Department of Biochemistry

Alex Johnson

Assistant Professor of Biochemistry

Research Description

Mechanisms and evolution of cell death

A common strategy used by organisms in the defense against pathogens and cancer is the controlled self-destruction of compromised cells. These processes of programmed cell death are incredibly abundant and diverse in nature, being utilized by multicellular and unicellular organisms alike. To achieve success and spare healthy cells, programmed cell death must be rapid, tightly controlled, and tunable. Our laboratory is interested in how the molecular machines of cell death work. We seek to understand when these machines originated during evolution, how they sense pathogen infection, how they rapidly eliminate infected cells, and how they alert surrounding cells. To answer these questions, we employ a diverse range of techniques including biochemistry, microbiology, and structural biology.
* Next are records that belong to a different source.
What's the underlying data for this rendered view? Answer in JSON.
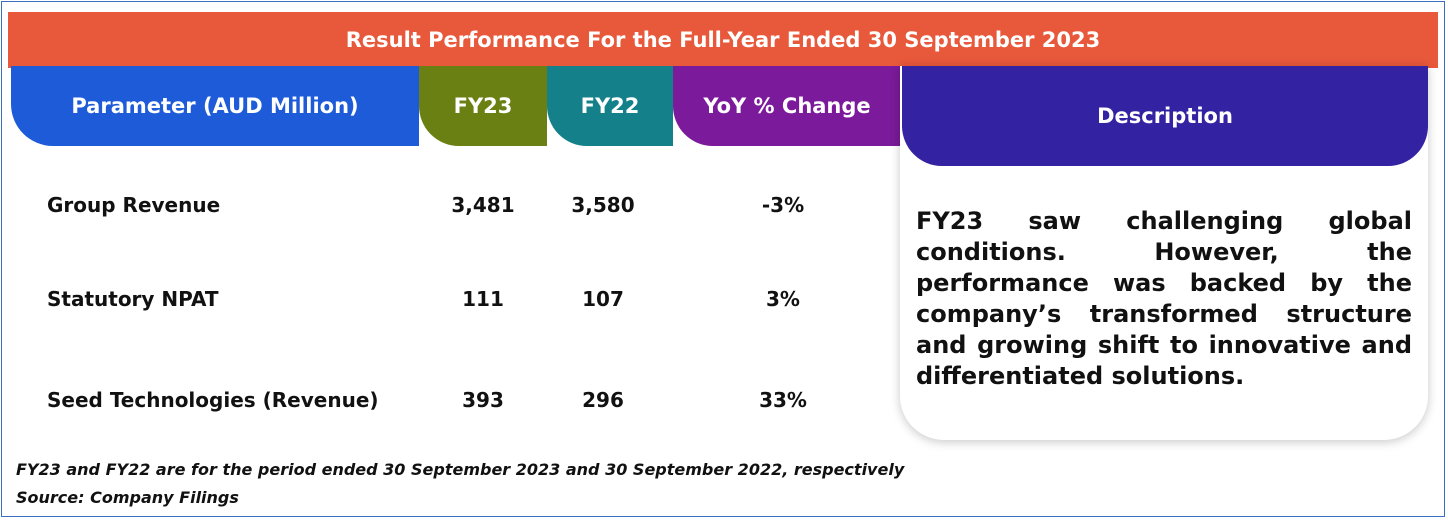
{
  "title": "Result Performance For the Full-Year Ended 30 September 2023",
  "colors": {
    "banner": "#e8583b",
    "parameter_header": "#1d5bd8",
    "fy23_header": "#6a8012",
    "fy22_header": "#13808a",
    "yoy_header": "#7b1a9a",
    "description_header": "#3322a2"
  },
  "table": {
    "headers": {
      "parameter": "Parameter (AUD Million)",
      "fy23": "FY23",
      "fy22": "FY22",
      "yoy": "YoY % Change",
      "description": "Description"
    },
    "rows": [
      {
        "parameter": "Group Revenue",
        "fy23": "3,481",
        "fy22": "3,580",
        "yoy": "-3%"
      },
      {
        "parameter": "Statutory NPAT",
        "fy23": "111",
        "fy22": "107",
        "yoy": "3%"
      },
      {
        "parameter": "Seed Technologies (Revenue)",
        "fy23": "393",
        "fy22": "296",
        "yoy": "33%"
      }
    ]
  },
  "description": "FY23 saw challenging global conditions. However, the performance was backed by the company’s transformed structure and growing shift to innovative and differentiated solutions.",
  "footnotes": {
    "period_note": "FY23 and FY22 are for the period ended 30 September 2023 and 30 September 2022, respectively",
    "source": "Source: Company Filings"
  }
}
Pore-forming proteins and the evolution of pyroptosis

Membrane pore-forming proteins are central effectors of the mammalian programmed cell death processes apoptosis, necroptosis, and pyroptosis. Previously, I discovered that gasdermin pore-forming proteins, the defining molecules of pyroptosis, are conserved in bacteria where they execute host cell death and defend against the viruses of bacteria—bacteriophages. By applying X-ray crystallography and single-particle cryogenic electron microscopy (cryo-EM), I defined the complete mechanism of bacterial gasdermin pore formation and explained how an evolutionarily conserved lipid modification mediates this process. My research revealed a deep conservation of the cell death machinery across life and established exciting new perspectives on mammalian pyroptosis.

Building on these discoveries, our laboratory seeks to explain how cell death machinery controls host-pathogen interactions and define new mechanisms pore-forming proteins in host–pathogen conflict. We are specifically interested in how these shape-shifting proteins are triggered into activation, how they target lipid membranes of diverse composition, and how they oligomerize into gigantic membrane pores. To establish the rules by which these fascinating proteins work, we are focused on unique candidate proteins across life. A long-term goal is to apply our knowledge of pore-forming proteins to engineer novel protein-based therapeutics and functional materials.

Mechanisms of pathogen sensing and evasion across life

Immune systems must be exquisitely selective in discriminating self from non-self. This is particularly the case for programmed cell death, where incorrect sensing has fatal consequences for the cell and can lead to inflammation for the organism. In multiple cell death signaling pathways, proteases and protease complexes serve as the sensors that initiate cell death upon pathogen sensing. We are interested in how these molecules detect pathogen- or infection-derived molecules, how they recognize their downstream substrates, how they oligomerize into supramolecular complexes, and how they use energy in the form of ATP. Additionally, we are interested in how pathogens evade immune detection and the potential for such strategies in anti-inflammatory drug development. Our laboratory is using microbiology, biochemistry, and cryo-EM to address these problems.